BRUSSELS: With his move this week to conclude negotiations on a deal with Japan and 10 other Pacific Rim economies, Barack Obama went a long way to achieving one of the main pillars of an ambitious trade agenda.
So what about another? Can the US and the EU now seal the deal on the Transatlantic Trade and Investment Partnership, a proposed pact that has become a political lightning rod in Europe but can feel like a forgotten project in the halls of power in Washington?
More than two years after negotiations started, the consensus view on both sides of the Atlantic is increasingly that the project is unlikely to be finished before Mr Obama leaves the White House in 15 months’ time.

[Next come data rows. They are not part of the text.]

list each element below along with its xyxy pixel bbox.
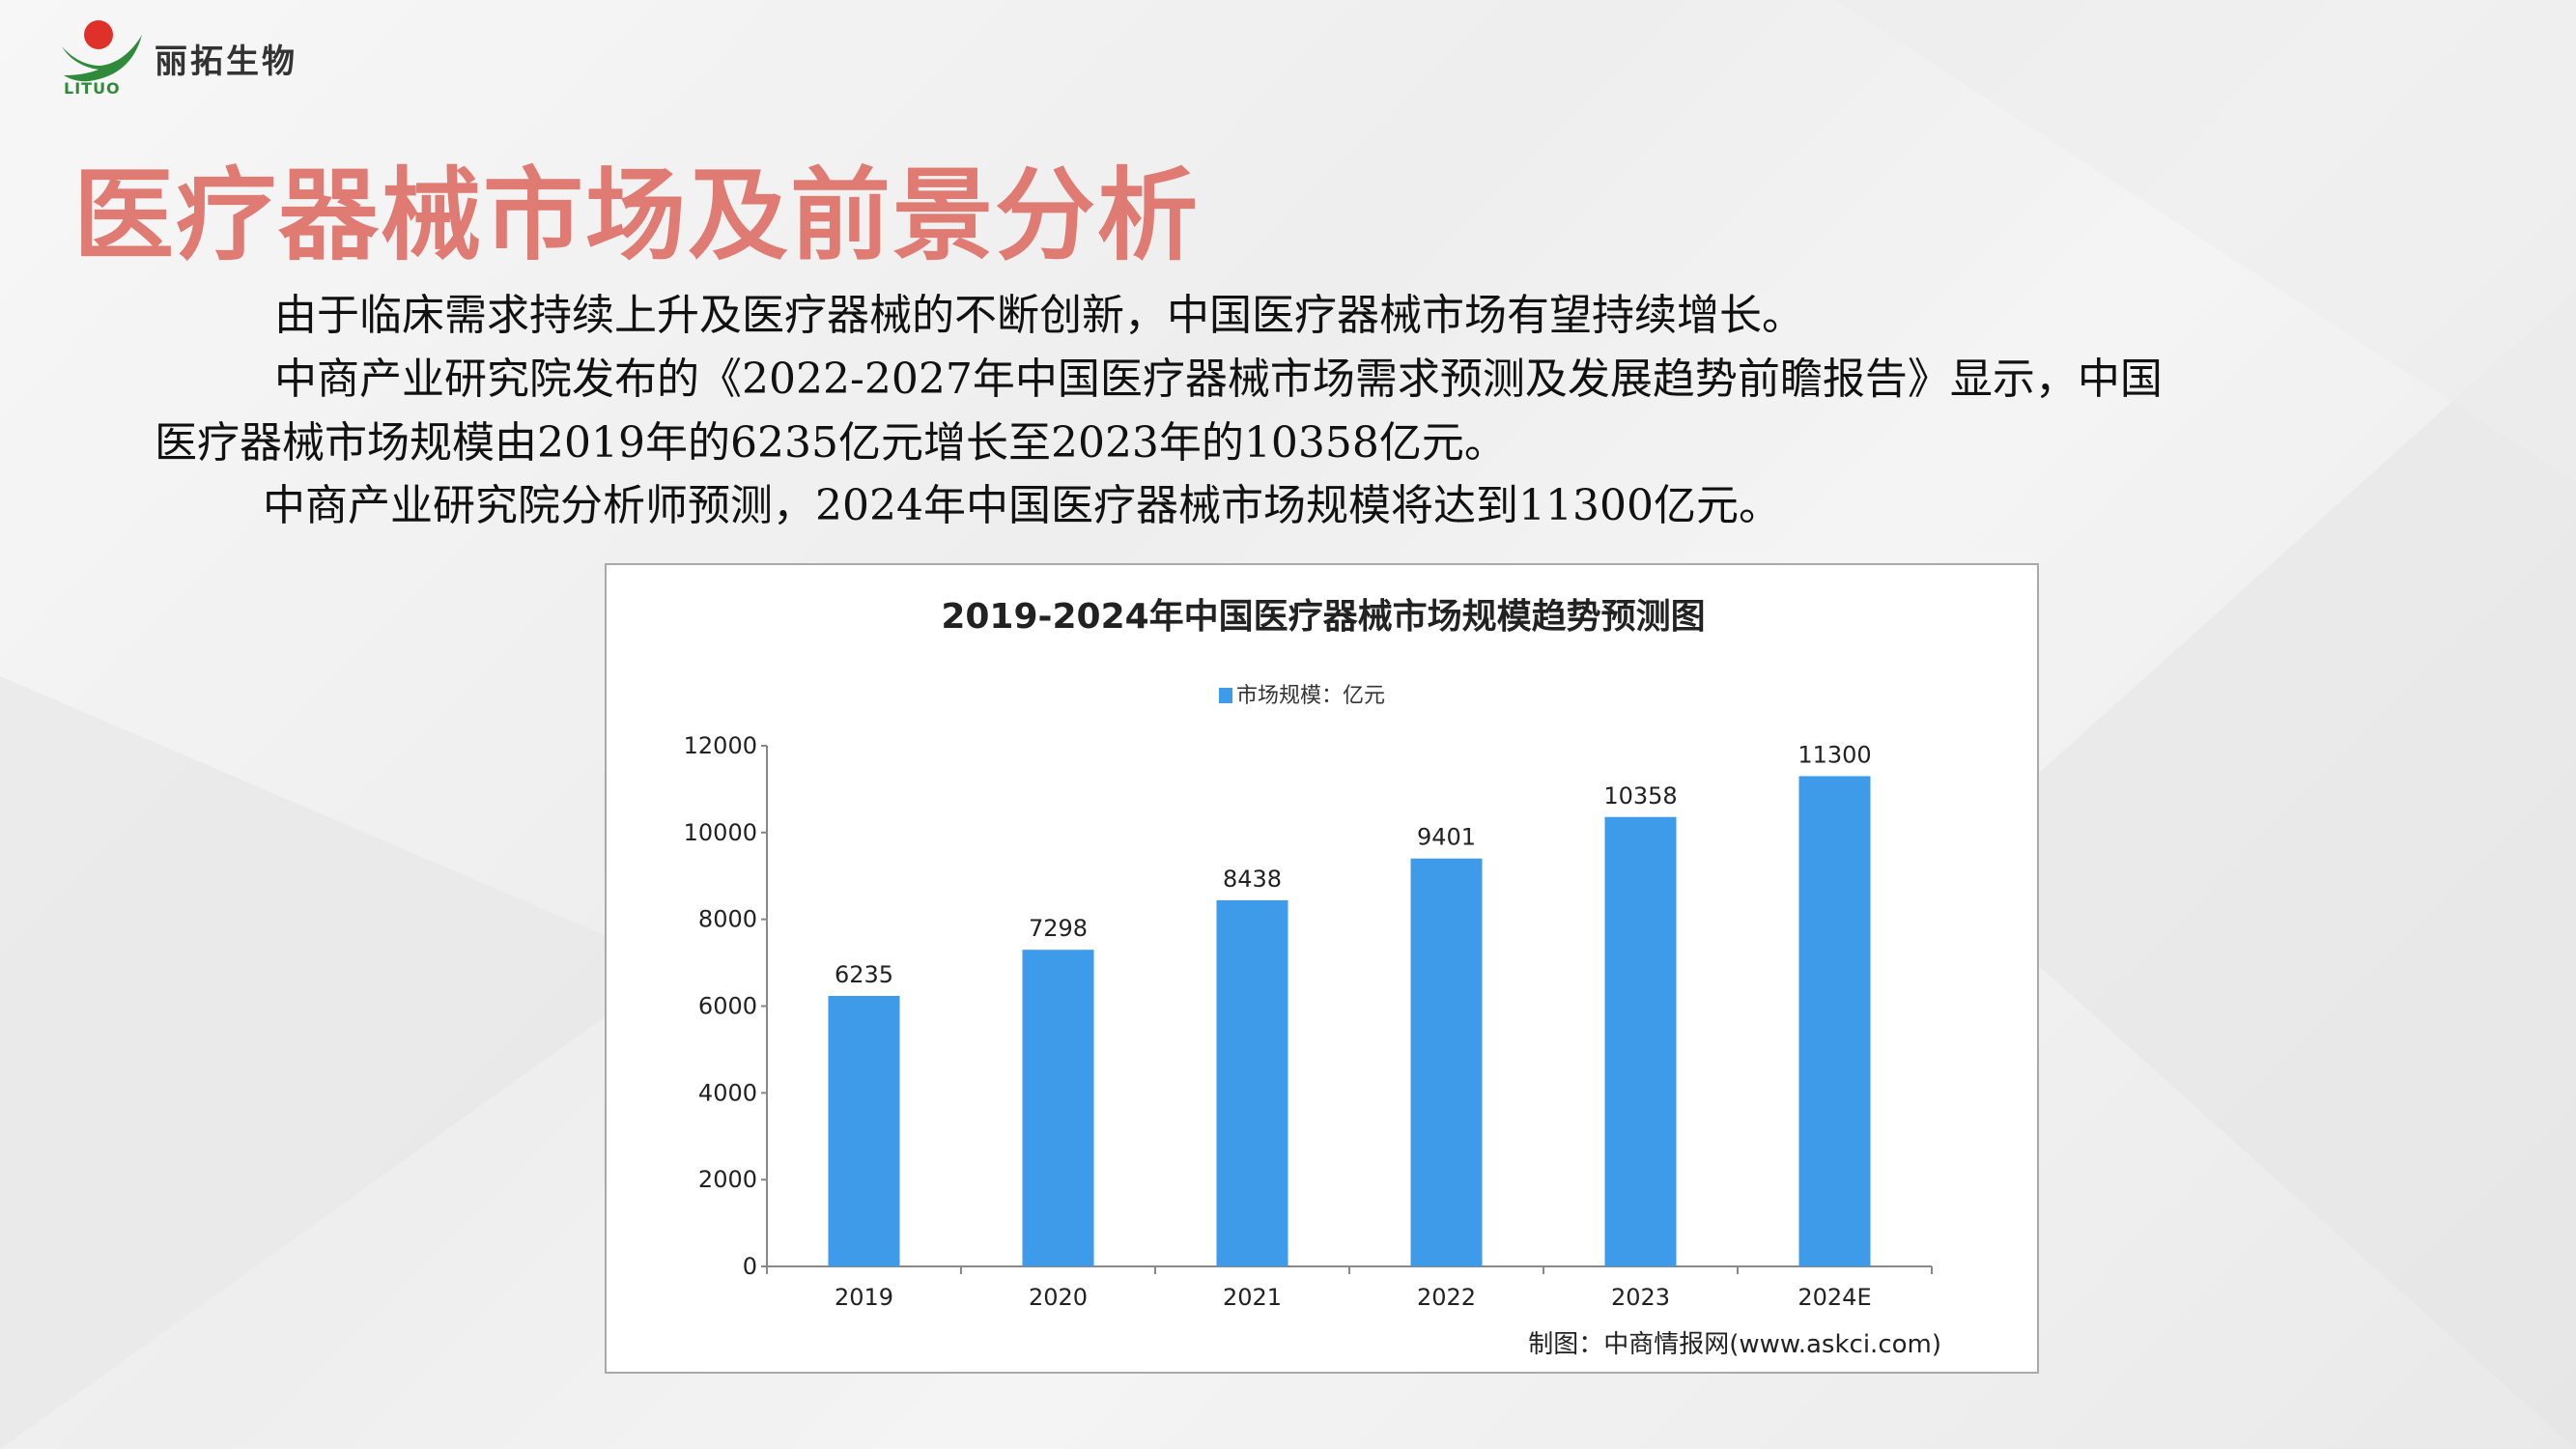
y-tick-label: 4000 <box>698 1079 757 1106</box>
lituo-logo-icon <box>62 20 142 82</box>
data-label: 7298 <box>1029 915 1088 942</box>
data-label: 10358 <box>1603 782 1677 810</box>
y-tick-label: 0 <box>743 1253 757 1280</box>
paragraph-2: 中商产业研究院发布的《2022-2027年中国医疗器械市场需求预测及发展趋势前瞻… <box>274 355 2163 404</box>
paragraph-2-cont: 医疗器械市场规模由2019年的6235亿元增长至2023年的10358亿元。 <box>155 418 1507 468</box>
bar-chart: 2019-2024年中国医疗器械市场规模趋势预测图 市场规模：亿元 0 2000 4… <box>684 597 1941 1359</box>
x-tick-label: 2020 <box>1029 1284 1088 1311</box>
bar-2023 <box>1604 816 1677 1266</box>
logo-name: 丽拓生物 <box>155 43 297 81</box>
y-tick-label: 8000 <box>698 906 757 933</box>
data-label: 8438 <box>1223 866 1282 893</box>
bar-2020 <box>1022 950 1094 1266</box>
bar-2021 <box>1216 899 1288 1266</box>
x-tick-label: 2022 <box>1417 1284 1476 1311</box>
legend-label: 市场规模：亿元 <box>1236 684 1385 708</box>
data-label: 6235 <box>835 961 893 988</box>
y-tick-label: 12000 <box>684 732 757 759</box>
y-tick-label: 10000 <box>684 819 757 846</box>
paragraph-3: 中商产业研究院分析师预测，2024年中国医疗器械市场规模将达到11300亿元。 <box>263 481 1781 530</box>
bar-2024E <box>1798 776 1871 1266</box>
bar-2022 <box>1410 858 1483 1266</box>
chart-container: 2019-2024年中国医疗器械市场规模趋势预测图 市场规模：亿元 0 2000 4… <box>605 563 2039 1374</box>
y-tick-label: 6000 <box>698 993 757 1020</box>
x-tick-label: 2024E <box>1798 1284 1871 1311</box>
bar-2019 <box>828 995 900 1266</box>
chart-source: 制图：中商情报网(www.askci.com) <box>1528 1330 1941 1359</box>
chart-title: 2019-2024年中国医疗器械市场规模趋势预测图 <box>941 597 1705 637</box>
y-tick-label: 2000 <box>698 1166 757 1193</box>
data-label: 11300 <box>1798 741 1871 768</box>
paragraph-1: 由于临床需求持续上升及医疗器械的不断创新，中国医疗器械市场有望持续增长。 <box>274 291 1804 340</box>
logo-en: LITUO <box>64 79 121 98</box>
legend-swatch <box>1219 688 1232 703</box>
page-title: 医疗器械市场及前景分析 <box>73 156 1201 274</box>
x-tick-label: 2021 <box>1223 1284 1282 1311</box>
x-tick-label: 2023 <box>1611 1284 1670 1311</box>
x-tick-label: 2019 <box>835 1284 893 1311</box>
data-label: 9401 <box>1417 824 1476 851</box>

Meeting that deadline, says Miriam Sapiro, who until last year oversaw the negotiations with the EU as deputy US trade representative, would require a significant acceleration of the talks.
“If both sides want to finish next year it is possible. But they are going to have to work very hard,” she said.
Both sides, however, appear ready to try.
At a meeting in Washington last month Cecilia Malmström, the EU’s trade commissioner, and Mike Froman, the US trade representative, agreed to “accelerate” negotiations. On Monday Ms Malmström greeted the news of the conclusion of the TPP — the world’s biggest trade pact for two decades — as good news for world trade as a whole.